On Thursday night, I drove down from Flagstaff to Tempe to see the Huskies play Arizona State. While there were certainly some things that I could complain about in their grind it out 60-54 victory, there were also some glimpses into this team that you can only make in person that the television cameras do not show. These are glimpses that give me some reason for optimism.
Here are some notes I wrote down during the game of things that were not necessarily shown on TV:
1) First of all, for the 2nd straight year it appeared as though there was almost as much purple in the stands as red and gold. There are lots of Washington natives and alums in Arizona and they were there in full support. Shortly after ASU had made a run and the 3000 or so gold-clad fans started making noise, Wroten had his big dunk and a sea of purple rose up and yelled in admiration.
2) I saw a lot of leadership by Abdul Gaddy at key moments in the game. Most people will focus on his stat line, particularly his impressive 39 minutes on the floor. But, there were some things that happened in the timeouts and breaks in the action that bodes well for his growing into this leadership role on this team.
One such moment occurred at the 10:23 minute mark of the 2nd half. After Austin Sefarian-Jenkins lost his defensive post position and then over-compensated with an unnecessary foul on the Sun Devil post player, Gaddy immediately ran over to ASJ to give him advice and instruction about how to hold his position in the post and deal with that situation. Gaddy was standing on the floor showing ASJ how to hold his arms and move his legs to avoid that foul. Gaddy was also active in the huddle and on the floor talking to his teammates.
3) Speaking of ASJ, it is quite obvious Lorenzo Romar trusts him much more than Kemp Jr. and Martin Bruenig right now. If the minutes played are not indicative enough, then Romar’s body language is a dead give-away. Bruenig sat way at the far end of the bench the entire game, even past Brendan Sherrer, with his warm ups on. He clearly looked like he knew there was no way he was playing in the game.
Kemp Jr. also sat unused throughout most of the game. At the 12:57 point of the first half, after some nice defensive plays, ASJ came running up the court trailing a fast break clearly gassed and gave a slight hand gesture to Romar that he needed a break. Romar immediately turned to Desmond Simmons without hestitation instead of Kemp.
Kemp Jr. eventually came in at the 4:04 mark of the 1st half. But, at the 2:33 mark, after just 90 seconds Kemp was owned by Bachynski on an inside move and a clearly frustrated Romar immediately turned to ASJ and told him to get back in there.

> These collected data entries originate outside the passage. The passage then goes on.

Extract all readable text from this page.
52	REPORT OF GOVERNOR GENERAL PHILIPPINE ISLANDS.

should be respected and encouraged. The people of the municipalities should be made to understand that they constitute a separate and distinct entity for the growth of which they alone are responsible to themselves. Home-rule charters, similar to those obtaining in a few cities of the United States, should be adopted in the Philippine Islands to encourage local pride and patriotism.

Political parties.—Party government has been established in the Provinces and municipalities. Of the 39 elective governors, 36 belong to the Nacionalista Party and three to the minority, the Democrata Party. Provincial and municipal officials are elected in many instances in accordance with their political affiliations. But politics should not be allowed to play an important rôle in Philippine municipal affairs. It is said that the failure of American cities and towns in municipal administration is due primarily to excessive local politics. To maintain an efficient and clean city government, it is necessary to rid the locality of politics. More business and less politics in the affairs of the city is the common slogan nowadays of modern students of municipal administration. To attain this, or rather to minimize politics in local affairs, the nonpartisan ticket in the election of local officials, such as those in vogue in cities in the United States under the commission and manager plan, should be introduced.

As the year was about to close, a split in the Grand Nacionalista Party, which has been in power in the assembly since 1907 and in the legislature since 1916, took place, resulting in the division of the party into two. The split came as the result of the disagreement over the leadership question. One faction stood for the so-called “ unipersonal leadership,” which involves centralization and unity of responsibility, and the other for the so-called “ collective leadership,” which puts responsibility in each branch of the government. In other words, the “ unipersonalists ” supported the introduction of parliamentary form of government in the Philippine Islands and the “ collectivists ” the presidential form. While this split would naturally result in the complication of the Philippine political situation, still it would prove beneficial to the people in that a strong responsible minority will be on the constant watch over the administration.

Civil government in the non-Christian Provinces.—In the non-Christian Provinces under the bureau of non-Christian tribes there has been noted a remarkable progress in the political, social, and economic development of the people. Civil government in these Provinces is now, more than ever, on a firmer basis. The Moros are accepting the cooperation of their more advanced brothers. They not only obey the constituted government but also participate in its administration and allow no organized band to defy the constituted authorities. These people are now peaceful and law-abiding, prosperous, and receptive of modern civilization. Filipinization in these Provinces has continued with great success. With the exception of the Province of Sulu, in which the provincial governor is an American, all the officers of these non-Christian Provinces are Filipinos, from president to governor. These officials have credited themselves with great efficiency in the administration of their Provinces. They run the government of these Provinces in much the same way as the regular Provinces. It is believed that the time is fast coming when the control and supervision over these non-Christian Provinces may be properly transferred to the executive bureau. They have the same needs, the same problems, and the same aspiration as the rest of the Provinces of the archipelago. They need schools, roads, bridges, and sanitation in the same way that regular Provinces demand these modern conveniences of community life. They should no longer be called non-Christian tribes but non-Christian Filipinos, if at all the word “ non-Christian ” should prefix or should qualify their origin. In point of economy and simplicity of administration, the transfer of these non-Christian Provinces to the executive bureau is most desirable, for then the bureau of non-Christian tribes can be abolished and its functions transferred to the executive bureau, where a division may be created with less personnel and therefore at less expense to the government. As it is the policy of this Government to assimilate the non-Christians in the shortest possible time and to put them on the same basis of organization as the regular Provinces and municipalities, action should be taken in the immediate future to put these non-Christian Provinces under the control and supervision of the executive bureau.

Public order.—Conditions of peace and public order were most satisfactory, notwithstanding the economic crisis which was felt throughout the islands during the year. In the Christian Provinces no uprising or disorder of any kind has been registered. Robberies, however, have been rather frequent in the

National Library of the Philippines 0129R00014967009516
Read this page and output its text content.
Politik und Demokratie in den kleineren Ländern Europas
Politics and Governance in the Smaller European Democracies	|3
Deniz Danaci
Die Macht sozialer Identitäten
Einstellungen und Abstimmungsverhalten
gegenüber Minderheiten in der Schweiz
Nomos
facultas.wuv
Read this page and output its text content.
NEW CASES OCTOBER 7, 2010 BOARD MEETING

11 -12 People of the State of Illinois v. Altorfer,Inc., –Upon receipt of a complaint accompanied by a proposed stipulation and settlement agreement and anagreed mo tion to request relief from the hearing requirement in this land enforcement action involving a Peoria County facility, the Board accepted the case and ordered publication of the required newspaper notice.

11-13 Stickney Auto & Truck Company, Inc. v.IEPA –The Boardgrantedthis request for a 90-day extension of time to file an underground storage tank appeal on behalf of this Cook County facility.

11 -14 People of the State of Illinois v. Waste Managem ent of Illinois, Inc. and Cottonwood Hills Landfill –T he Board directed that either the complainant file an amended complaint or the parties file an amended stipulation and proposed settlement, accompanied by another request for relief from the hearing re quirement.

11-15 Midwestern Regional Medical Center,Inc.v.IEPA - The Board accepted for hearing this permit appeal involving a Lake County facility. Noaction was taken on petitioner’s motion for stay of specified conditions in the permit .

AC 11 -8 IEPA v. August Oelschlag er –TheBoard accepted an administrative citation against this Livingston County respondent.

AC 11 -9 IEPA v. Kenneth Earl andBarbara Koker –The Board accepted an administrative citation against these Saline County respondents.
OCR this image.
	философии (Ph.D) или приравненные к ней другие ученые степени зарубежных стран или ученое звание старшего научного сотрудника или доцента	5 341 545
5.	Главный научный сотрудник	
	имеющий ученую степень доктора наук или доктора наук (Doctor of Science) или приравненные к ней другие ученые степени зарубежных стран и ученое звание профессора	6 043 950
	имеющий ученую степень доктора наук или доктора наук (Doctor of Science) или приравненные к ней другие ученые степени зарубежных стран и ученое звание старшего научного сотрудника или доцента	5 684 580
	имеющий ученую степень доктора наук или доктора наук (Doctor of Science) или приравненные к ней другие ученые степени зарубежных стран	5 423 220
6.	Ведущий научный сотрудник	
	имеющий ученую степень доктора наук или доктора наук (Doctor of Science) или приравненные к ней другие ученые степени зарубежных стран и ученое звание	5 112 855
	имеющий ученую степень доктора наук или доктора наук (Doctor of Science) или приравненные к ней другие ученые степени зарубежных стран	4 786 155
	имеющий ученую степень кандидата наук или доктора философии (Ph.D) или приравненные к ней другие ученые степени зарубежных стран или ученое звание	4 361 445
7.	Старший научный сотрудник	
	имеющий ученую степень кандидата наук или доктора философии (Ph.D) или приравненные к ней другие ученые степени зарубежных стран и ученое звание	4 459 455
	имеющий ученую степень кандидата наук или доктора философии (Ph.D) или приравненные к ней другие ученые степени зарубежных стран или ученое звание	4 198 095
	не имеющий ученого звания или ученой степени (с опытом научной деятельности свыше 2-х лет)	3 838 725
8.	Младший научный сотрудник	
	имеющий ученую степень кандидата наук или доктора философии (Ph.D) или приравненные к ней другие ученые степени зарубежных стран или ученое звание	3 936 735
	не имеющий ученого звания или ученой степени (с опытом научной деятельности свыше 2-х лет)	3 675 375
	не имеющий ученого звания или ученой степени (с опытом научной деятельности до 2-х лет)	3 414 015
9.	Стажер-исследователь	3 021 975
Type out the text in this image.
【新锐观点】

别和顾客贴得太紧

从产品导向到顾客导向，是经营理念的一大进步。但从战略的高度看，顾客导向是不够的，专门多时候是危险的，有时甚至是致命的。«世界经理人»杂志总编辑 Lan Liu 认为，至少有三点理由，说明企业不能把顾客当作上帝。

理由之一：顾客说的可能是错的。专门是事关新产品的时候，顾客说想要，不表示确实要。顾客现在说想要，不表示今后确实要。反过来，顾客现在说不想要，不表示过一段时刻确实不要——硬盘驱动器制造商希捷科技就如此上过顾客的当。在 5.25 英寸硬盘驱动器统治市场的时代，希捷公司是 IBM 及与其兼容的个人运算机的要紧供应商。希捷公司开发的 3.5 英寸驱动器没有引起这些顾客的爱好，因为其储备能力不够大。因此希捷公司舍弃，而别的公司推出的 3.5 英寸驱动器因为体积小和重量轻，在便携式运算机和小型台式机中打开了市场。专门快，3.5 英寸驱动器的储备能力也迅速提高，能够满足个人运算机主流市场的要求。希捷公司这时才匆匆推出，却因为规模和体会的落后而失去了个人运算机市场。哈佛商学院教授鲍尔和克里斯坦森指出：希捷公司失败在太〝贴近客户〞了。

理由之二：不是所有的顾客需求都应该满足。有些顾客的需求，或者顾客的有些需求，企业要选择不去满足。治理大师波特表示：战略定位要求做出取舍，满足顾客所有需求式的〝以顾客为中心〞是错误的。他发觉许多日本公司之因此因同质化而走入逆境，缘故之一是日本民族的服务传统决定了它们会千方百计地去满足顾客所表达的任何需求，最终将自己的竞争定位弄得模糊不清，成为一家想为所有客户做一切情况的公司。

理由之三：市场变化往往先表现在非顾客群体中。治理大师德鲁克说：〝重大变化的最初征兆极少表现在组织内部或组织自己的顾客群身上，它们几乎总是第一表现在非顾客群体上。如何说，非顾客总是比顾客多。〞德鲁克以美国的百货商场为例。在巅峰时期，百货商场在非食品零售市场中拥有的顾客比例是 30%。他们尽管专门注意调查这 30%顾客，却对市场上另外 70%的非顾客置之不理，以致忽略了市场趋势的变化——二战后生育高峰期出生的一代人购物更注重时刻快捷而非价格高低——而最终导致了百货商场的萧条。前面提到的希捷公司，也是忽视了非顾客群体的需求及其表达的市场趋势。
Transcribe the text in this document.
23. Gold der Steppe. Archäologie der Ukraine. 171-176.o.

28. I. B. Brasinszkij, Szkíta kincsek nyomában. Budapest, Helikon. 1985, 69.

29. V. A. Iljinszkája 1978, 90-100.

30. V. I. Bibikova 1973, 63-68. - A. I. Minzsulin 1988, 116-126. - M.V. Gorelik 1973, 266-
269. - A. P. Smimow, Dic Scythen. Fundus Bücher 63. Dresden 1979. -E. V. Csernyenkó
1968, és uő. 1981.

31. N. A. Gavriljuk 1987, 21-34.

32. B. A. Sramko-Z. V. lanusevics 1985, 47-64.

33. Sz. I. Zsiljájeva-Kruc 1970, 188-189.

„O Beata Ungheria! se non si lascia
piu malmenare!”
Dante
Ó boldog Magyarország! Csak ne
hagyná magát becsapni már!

Amazingly, this huge looking tight end on the football team looks almost small out there on the basketball court. While he has more girth than many, his height puts him right in the middle of those on the floor. But, what I love about ASJ, and Romar clearly seems to as well, is that he doesn’t take a play off. He works hard to establish his post presence, is active fighting to defend 7-footers, and gives it his all on every play. Other than Wroten, ASJ was the difference maker in the game.
But, he is a freshman only in his second game and ASJ did make one big freshman mistake. With 49 seconds left, he was guarding ASU’s Jon Gilling, who had been hitting shots from long distance all night. ASJ was up on him tight when a Sun Devil post player slide in behind ASJ. While that ASU player was being trailed by Gant, ASJ backed up to cover him and left Gilling alone to drop in his 20th point of the night and cut the lead to four. At that stage in the game, up 7, you let the Sun Devils score the two-pointer inside instead of giving up the trey. But, he’ll learn. This was only his 2nd full game with the team. All-in-all, it’s nice to have a real inside presence to spell Aziz!
4) Clearly CJ Wilcox is not back and was very rusty. He didn’t seem to be looking for his shot and was a step behind on defense. But, I was really impressed that none of this mattered when it was crunch time. Romar alternated Wilcox and Simmons every possession in the final minutes of crunch time. He used Simmons on defense and Wilcox on offense. Despite CJ’s troubles during the game, his composure in shooting free throws was so smooth and he converted every one calmly.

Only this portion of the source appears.